Dye-filling projection neurons (A) Align the dye-filled electrode with the mushroom body calyx (digital zoom: 2). (A′) Select a first claw to fill (yellow arrow) (digital zoom: 8). (B) Insert the electrode into the calyx, targeting the claw of interest. Note that the invagination that is created when the electrode is pushed into the calyx will not impact the tissue and the dye-labeling in any meaningful way (digital zoom: 2). (C) Verify that the electrode is located within the claw before electroporating dye into it (digital zoom: 8). (D) The presynaptic bouton (yellow arrow) of the dye-filled projection neuron is visible after dye electroporation and once the electrode is removed (digital zoom: 8). (E) Verify that only one projection neuron was dye-filled after the first electroporation. Only one axon should be visible (yellow arrow). Note that once the dye diffuses throughout the projection neuron, not only will the bouton that was initially filled (white box) be labeled, but the other boutons (in this case only 1 bouton) of that projection neuron will be visible as well (digital zoom: 2). (F) Fill as many claws as possible; in this case, five claws were filled leading to the dye-labeling of five projection neurons (digital zoom: 2). All images are composites, and all scale bars are 10 μm.

Figure 4

Scoring dye-filled glomeruli (A–D) Maximum intensity projections of four different planes in the antennal lobe comprising dye-filled glomeruli (the DC2, VA6, VA1v, VC2 and VC5) and projection neuron somata (1–5), arranged from the most anterior (panel A) to most posterior (panel D) (digital zoom: 1.5). All images are composites, and all scale bars are 10 μm. (E) An example of a connectivity matrix comprised of the sampled input of 200 different Kenyon cell samples.
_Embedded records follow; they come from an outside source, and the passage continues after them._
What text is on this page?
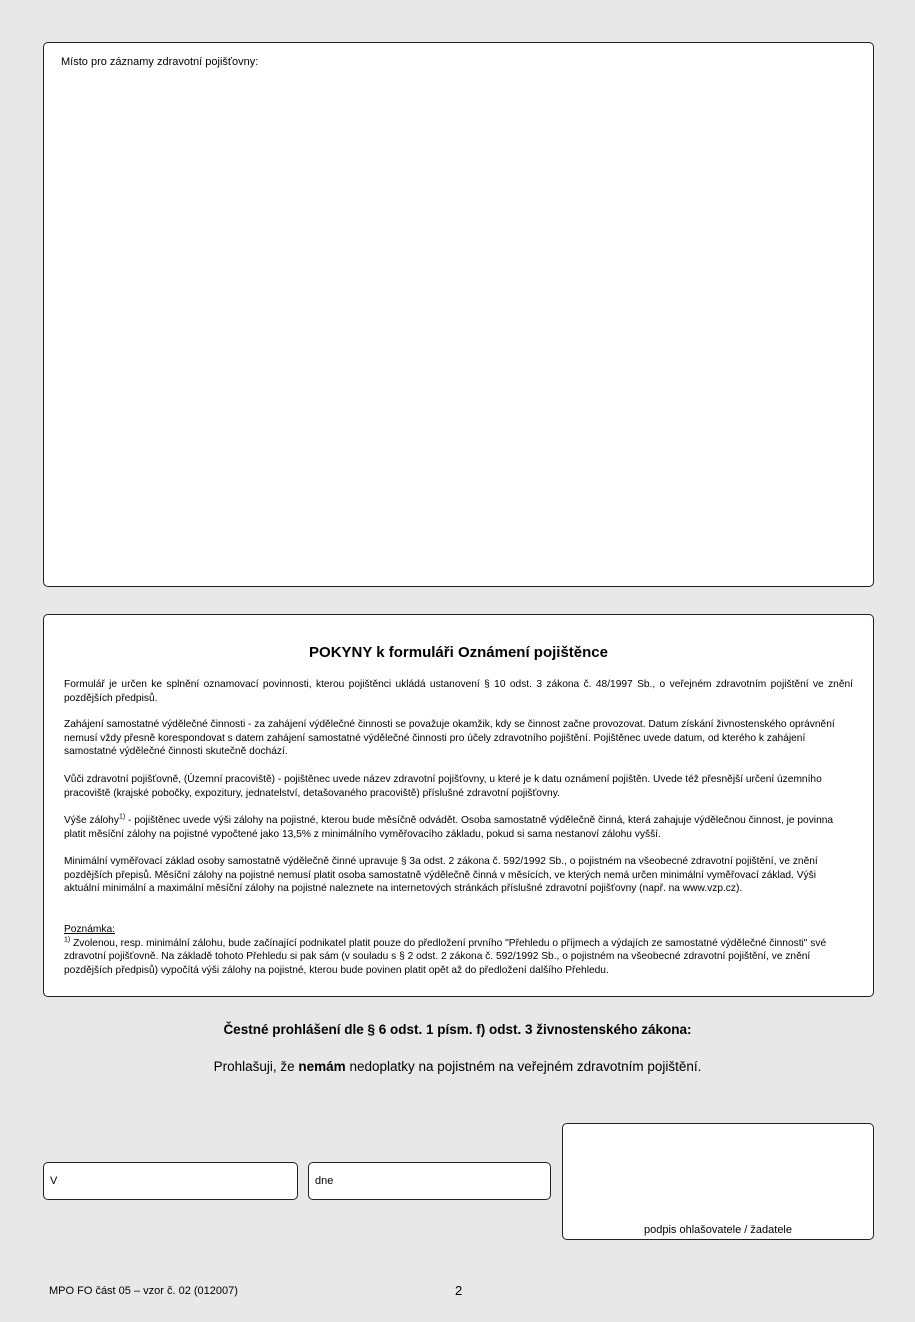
Místo pro záznamy zdravotní pojišťovny:
POKYNY k formuláři Oznámení pojištěnce
Formulář je určen ke splnění oznamovací povinnosti, kterou pojištěnci ukládá ustanovení § 10 odst. 3 zákona č. 48/1997 Sb., o veřejném zdravotním pojištění ve znění pozdějších předpisů.
Zahájení samostatné výdělečné činnosti - za zahájení výdělečné činnosti se považuje okamžik, kdy se činnost začne provozovat. Datum získání živnostenského oprávnění nemusí vždy přesně korespondovat s datem zahájení samostatné výdělečné činnosti pro účely zdravotního pojištění. Pojištěnec uvede datum, od kterého k zahájení samostatné výdělečné činnosti skutečně dochází.
Vůči zdravotní pojišťovně, (Územní pracoviště) - pojištěnec uvede název zdravotní pojišťovny, u které je k datu oznámení pojištěn. Uvede též přesnější určení územního pracoviště (krajské pobočky, expozitury, jednatelství, detašovaného pracoviště) příslušné zdravotní pojišťovny.
Výše zálohy$^{1)}$ - pojištěnec uvede výši zálohy na pojistné, kterou bude měsíčně odvádět. Osoba samostatně výdělečně činná, která zahajuje výdělečnou činnost, je povinna platit měsíční zálohy na pojistné vypočtené jako 13,5% z minimálního vyměřovacího základu, pokud si sama nestanoví zálohu vyšší.
Minimální vyměřovací základ osoby samostatně výdělečně činné upravuje § 3a odst. 2 zákona č. 592/1992 Sb., o pojistném na všeobecné zdravotní pojištění, ve znění pozdějších přepisů. Měsíční zálohy na pojistné nemusí platit osoba samostatně výdělečně činná v měsících, ve kterých nemá určen minimální vyměřovací základ. Výši aktuální minimální a maximální měsíční zálohy na pojistné naleznete na internetových stránkách příslušné zdravotní pojišťovny (např. na www.vzp.cz).
Poznámka:
$^{1)}$ Zvolenou, resp. minimální zálohu, bude začínající podnikatel platit pouze do předložení prvního "Přehledu o příjmech a výdajích ze samostatné výdělečné činnosti" své zdravotní pojišťovně. Na základě tohoto Přehledu si pak sám (v souladu s § 2 odst. 2 zákona č. 592/1992 Sb., o pojistném na všeobecné zdravotní pojištění, ve znění pozdějších předpisů) vypočítá výši zálohy na pojistné, kterou bude povinen platit opět až do předložení dalšího Přehledu.
Čestné prohlášení dle § 6 odst. 1 písm. f) odst. 3 živnostenského zákona:
Prohlašuji, že nemám nedoplatky na pojistném na veřejném zdravotním pojištění.
V	dne
podpis ohlašovatele / žadatele
MPO FO část 05 – vzor č. 02 (012007)	2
Each row corresponds to a Kenyon cell, and each column corresponds to a glomerulus. Each red dash represents a connection between a Kenyon cell and a given glomerulus, while a yellow dash indicates that a Kenyon cell receives 2 inputs from the same glomerulus.

Figure 5

Examples of successful and unsuccessful outcomes (A) The successful outcome of step 2: photo-label a Kenyon cell, in which only one Kenyon cell is labeled (yellow arrow) (digital zoom: 2). (B) An unsuccessful outcome of step 2, wherein two Kenyon cells are photo-labeled (yellow arrows) (digital zoom: 2). (C) A successful outcome of step 3: dye-fill projection neurons, in which only one projection neuron per claw is filled with dye (yellow arrow) (digital zoom: 8). (D) An unsuccessful outcome of step 3, wherein two projection neurons are filled upon dye electroporation into a single claw (yellow arrows) (digital zoom: 8). (E) An antennal lobe with robustly dye-filled glomeruli that are easy to identify (yellow arrows) (digital zoom: 2). (F) An antennal lobe with lightly labeled glomeruli that are difficult to score (yellow arrows) (digital zoom: 2). All images are composites, and all scale bars are 10 μm.